Last night I learnt the French equivalent of the English idiom, to sit on the fence (to be undecided in opinion, or neutral in action) – ménager la chèvre et le choux [source], or “to keep the goat and the cabbage”. This phrase is also translated as “to face both ways”, “to keep everyone happy”, “have a foot in both camps” and “to play both ends against the middle”.
As a verb ménager means to handle carefully, to treat considerately, to take care not to hurt sb’s pride, to take care of, to look after or to arrange. As an adjective it means household, domestic, housework, housewife or canteen. The related noun, ménage, means household, housework or housekeeping.

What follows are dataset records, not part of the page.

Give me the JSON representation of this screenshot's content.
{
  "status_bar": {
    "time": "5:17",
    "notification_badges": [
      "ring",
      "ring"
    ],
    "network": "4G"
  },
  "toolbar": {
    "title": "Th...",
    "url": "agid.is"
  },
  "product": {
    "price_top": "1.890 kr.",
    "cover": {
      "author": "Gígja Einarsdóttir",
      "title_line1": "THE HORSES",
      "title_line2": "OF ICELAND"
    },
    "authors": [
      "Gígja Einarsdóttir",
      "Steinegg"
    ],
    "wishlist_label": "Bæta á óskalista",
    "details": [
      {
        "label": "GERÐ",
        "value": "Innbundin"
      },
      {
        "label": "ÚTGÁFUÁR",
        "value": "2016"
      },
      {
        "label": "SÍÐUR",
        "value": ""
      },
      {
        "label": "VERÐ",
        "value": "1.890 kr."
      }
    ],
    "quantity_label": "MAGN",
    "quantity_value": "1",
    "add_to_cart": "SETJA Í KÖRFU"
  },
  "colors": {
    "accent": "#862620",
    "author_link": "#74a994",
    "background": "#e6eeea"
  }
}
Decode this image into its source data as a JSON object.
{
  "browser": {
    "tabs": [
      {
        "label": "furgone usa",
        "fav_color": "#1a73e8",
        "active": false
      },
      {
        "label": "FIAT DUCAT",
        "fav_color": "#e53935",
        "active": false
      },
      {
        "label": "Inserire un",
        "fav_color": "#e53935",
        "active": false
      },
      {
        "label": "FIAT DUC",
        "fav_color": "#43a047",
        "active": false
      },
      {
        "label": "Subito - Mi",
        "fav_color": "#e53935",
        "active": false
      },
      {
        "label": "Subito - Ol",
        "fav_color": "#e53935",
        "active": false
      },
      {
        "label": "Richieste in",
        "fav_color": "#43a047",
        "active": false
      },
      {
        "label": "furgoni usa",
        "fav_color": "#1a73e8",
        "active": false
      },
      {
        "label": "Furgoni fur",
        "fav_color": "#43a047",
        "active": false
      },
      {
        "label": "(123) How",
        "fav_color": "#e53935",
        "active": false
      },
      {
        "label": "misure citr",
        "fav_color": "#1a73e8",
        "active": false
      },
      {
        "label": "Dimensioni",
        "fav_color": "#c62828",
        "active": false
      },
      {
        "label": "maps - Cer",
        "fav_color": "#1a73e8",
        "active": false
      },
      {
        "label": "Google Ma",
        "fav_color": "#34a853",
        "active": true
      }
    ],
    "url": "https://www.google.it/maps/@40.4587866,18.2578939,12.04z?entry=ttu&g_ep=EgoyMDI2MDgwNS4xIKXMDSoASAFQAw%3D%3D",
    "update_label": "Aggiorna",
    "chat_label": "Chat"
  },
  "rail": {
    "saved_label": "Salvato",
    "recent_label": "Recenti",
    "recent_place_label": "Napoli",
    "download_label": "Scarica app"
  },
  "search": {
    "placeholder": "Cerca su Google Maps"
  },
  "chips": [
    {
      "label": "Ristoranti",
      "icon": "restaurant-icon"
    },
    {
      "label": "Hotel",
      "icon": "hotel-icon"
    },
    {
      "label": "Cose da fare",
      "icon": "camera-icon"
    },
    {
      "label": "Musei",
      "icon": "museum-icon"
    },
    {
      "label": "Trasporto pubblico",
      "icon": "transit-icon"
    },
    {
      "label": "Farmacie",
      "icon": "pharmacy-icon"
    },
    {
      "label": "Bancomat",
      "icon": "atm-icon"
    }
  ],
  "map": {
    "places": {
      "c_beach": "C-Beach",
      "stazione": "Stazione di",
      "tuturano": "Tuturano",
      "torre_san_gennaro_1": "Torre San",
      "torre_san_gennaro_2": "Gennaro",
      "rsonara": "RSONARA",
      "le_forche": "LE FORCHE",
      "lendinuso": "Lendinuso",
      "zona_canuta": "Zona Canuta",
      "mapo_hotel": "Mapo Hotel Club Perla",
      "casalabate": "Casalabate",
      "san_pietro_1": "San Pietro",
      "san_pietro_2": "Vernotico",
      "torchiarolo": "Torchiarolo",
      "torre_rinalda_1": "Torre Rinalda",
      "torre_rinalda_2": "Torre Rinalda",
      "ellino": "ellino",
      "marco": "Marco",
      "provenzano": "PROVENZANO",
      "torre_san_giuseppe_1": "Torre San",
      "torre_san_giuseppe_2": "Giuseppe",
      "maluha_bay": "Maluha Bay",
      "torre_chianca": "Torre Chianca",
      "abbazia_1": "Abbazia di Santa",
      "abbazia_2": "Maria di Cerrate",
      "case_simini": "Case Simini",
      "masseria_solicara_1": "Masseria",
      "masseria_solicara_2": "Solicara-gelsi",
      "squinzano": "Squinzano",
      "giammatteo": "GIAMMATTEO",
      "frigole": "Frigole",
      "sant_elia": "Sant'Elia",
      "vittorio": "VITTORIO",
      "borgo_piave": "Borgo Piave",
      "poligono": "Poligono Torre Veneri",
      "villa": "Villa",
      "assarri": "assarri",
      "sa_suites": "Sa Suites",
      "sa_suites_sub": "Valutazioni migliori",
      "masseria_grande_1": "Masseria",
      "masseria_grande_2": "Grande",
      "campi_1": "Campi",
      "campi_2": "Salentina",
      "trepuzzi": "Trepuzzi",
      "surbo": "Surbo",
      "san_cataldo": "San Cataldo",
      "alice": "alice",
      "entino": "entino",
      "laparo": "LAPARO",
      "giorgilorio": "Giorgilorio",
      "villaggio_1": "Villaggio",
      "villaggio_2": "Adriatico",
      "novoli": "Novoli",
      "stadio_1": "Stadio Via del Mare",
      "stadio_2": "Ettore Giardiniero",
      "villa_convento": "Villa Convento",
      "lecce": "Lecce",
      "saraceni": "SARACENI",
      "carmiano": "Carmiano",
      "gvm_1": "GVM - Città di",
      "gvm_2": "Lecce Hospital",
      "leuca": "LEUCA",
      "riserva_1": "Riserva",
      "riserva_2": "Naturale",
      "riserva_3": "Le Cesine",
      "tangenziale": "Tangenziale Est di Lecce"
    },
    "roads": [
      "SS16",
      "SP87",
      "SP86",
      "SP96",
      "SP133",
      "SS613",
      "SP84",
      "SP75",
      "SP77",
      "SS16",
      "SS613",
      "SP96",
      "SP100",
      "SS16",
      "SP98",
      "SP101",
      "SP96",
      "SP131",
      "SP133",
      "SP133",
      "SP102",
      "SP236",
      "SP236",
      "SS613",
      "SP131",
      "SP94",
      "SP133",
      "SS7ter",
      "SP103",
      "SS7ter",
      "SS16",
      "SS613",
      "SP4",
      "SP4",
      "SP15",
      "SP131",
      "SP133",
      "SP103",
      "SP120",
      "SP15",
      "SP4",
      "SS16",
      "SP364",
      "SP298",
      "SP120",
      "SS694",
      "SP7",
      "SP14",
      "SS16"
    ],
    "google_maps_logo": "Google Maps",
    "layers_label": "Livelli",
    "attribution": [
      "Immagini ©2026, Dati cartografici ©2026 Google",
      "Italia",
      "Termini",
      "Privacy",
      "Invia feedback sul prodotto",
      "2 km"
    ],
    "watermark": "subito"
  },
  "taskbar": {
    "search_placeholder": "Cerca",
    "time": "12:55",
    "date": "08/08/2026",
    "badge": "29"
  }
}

Expressions including ménager and ménage include:
- ménager ses forces – to save one’s strength
- ne pas ménager – to spare no effort.
- robot ménager – food processor
– appareil ménager – domestic appliance
- jeune ménage – young couple
- argent du ménage – housekeeping money
- chef de ménage – head of the household
- chocolat de ménage – plain chocolate
- (mal)heureux en ménage – (un)happily married
– ménage à trois
- (grand) ménage de printemps – spring cleaning
Etymology: ménager and ménage come from the Old French word manoir (to remain, stay, dwell, reside), from the Latin manēre / maneo (same meaning as manoir) [source], from the Proto-Indo-European root *men- (to stay) [source], which is also the root of the French words maison (house) and manoir (manor house), of the English word manor, and of mansion, which is found in French and English.